NR I always need something to fascinate me, something that really speaks to me. No potpourri of stimuli just for the effect. I told you about the rolling pin in Nice. That created a tingle, there was a certain tension and I wanted to stay focused. And now I have a product at home that connects me to that place and its appeal every time I use it. And that is why I use it, even though I have another rolling pin that actually works better.

GM You can also see how important sensory variety is if you look at the efforts digital retailers make to compensate for their sensory poverty or reduction with words, images and sounds. That can all work really well when people are prepared to play along, but it is far from the real thing. Studies show that the smaller the distance to a product, the stronger my emotional response is and the greater the likelihood I will actually buy it. So stationary retailers need to think about how they can promote multisensory perceptions.

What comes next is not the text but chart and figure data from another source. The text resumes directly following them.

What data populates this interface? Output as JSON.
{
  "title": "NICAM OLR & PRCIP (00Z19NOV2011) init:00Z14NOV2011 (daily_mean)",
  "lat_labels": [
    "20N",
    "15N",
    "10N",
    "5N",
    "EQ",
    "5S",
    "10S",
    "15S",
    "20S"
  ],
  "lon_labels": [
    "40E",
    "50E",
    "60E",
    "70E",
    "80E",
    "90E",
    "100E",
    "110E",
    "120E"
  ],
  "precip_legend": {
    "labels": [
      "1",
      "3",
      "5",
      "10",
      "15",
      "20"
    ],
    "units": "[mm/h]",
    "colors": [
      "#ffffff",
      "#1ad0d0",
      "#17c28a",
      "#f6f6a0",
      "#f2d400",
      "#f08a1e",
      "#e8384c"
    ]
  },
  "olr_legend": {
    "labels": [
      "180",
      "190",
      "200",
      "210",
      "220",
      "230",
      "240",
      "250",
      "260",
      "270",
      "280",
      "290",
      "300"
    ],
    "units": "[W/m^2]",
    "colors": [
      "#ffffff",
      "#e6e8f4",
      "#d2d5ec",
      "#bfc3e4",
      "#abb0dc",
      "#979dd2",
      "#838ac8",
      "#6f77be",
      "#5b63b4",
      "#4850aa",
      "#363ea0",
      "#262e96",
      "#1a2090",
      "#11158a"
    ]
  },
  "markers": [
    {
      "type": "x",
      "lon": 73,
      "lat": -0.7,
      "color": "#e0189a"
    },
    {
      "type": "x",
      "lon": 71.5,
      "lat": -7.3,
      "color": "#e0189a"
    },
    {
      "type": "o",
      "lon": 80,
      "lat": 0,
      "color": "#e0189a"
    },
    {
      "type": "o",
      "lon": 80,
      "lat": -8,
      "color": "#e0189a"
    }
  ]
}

They need to make more of the advantages they have over online retailers.

Looking at it the other way round, what can we learn from the digital world when we design a shopping experience, particularly in extending the technical dimension?

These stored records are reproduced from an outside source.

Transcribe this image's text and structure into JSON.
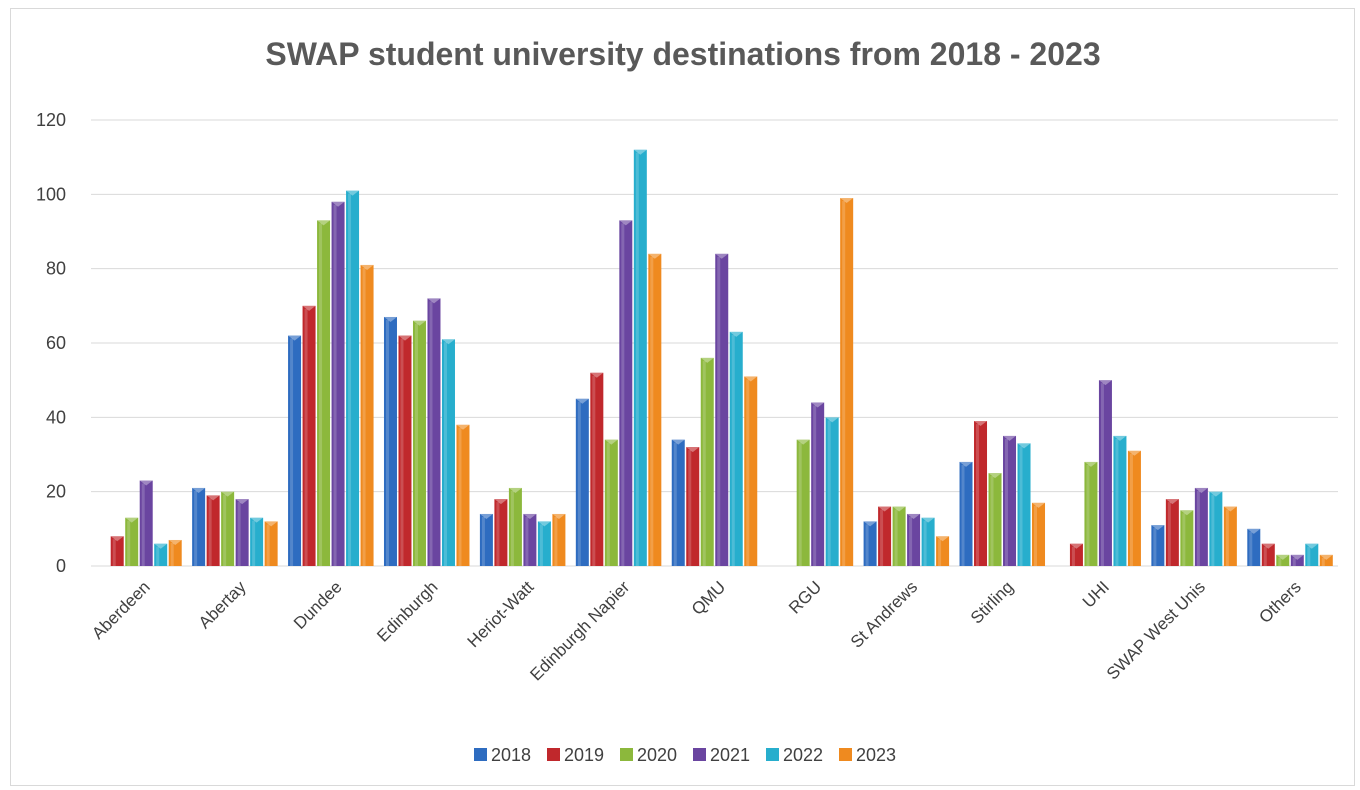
{
  "chart_data": {
    "type": "bar",
    "title": "SWAP student university destinations from 2018 - 2023",
    "xlabel": "",
    "ylabel": "",
    "ylim": [
      0,
      120
    ],
    "yticks": [
      0,
      20,
      40,
      60,
      80,
      100,
      120
    ],
    "ytick_labels": [
      "0",
      "20",
      "40",
      "60",
      "80",
      "100",
      "120"
    ],
    "grid": true,
    "legend_position": "bottom",
    "categories": [
      "Aberdeen",
      "Abertay",
      "Dundee",
      "Edinburgh",
      "Heriot-Watt",
      "Edinburgh Napier",
      "QMU",
      "RGU",
      "St Andrews",
      "Stirling",
      "UHI",
      "SWAP West Unis",
      "Others"
    ],
    "series": [
      {
        "name": "2018",
        "color": "#2e6cc0",
        "values": [
          0,
          21,
          62,
          67,
          14,
          45,
          34,
          0,
          12,
          28,
          0,
          11,
          10
        ]
      },
      {
        "name": "2019",
        "color": "#c0282c",
        "values": [
          8,
          19,
          70,
          62,
          18,
          52,
          32,
          0,
          16,
          39,
          6,
          18,
          6
        ]
      },
      {
        "name": "2020",
        "color": "#8cb83c",
        "values": [
          13,
          20,
          93,
          66,
          21,
          34,
          56,
          34,
          16,
          25,
          28,
          15,
          3
        ]
      },
      {
        "name": "2021",
        "color": "#6a45a0",
        "values": [
          23,
          18,
          98,
          72,
          14,
          93,
          84,
          44,
          14,
          35,
          50,
          21,
          3
        ]
      },
      {
        "name": "2022",
        "color": "#27aecd",
        "values": [
          6,
          13,
          101,
          61,
          12,
          112,
          63,
          40,
          13,
          33,
          35,
          20,
          6
        ]
      },
      {
        "name": "2023",
        "color": "#ef8a1f",
        "values": [
          7,
          12,
          81,
          38,
          14,
          84,
          51,
          99,
          8,
          17,
          31,
          16,
          3
        ]
      }
    ]
  }
}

AE We have to make a distinction between digitalisation and digitalism. And digitalism is something we can put to very good use in stationary retail. Just one example: We can use remote control to activate a performance, one that maybe brings us into contact with other customers. It has to move us organically to what we wish to experience.

GM These days, stores often welcome their visitors with digital stelas — as if they have to prove that they too can do “digital”. But it is not about showcasing technology. We have to take customers on a journey and latch on to their own experiences. The best way to do that is when they do not even notice that they are moving from analogue to digital.

AE In our work, we are often limited by what is actually plannable in a given space. That is what makes film so tempting. Basically, far more is possible, also during the experimental stage, particularly because the viewer on location is one step removed from the material. That said, the loudest explosion on a screen
often attracts less attention than when a small green candle is lit somewhere in a dark corner of the room. The recipient can approach a genuine event in the space, actually experience it and turn it into something meaningful.

GM A real candle transmits so much more sensory information. I can hear the crackle, smell the aroma, feel the warmth. That centres me. It becomes relevant to me — and relevance is what it is all about.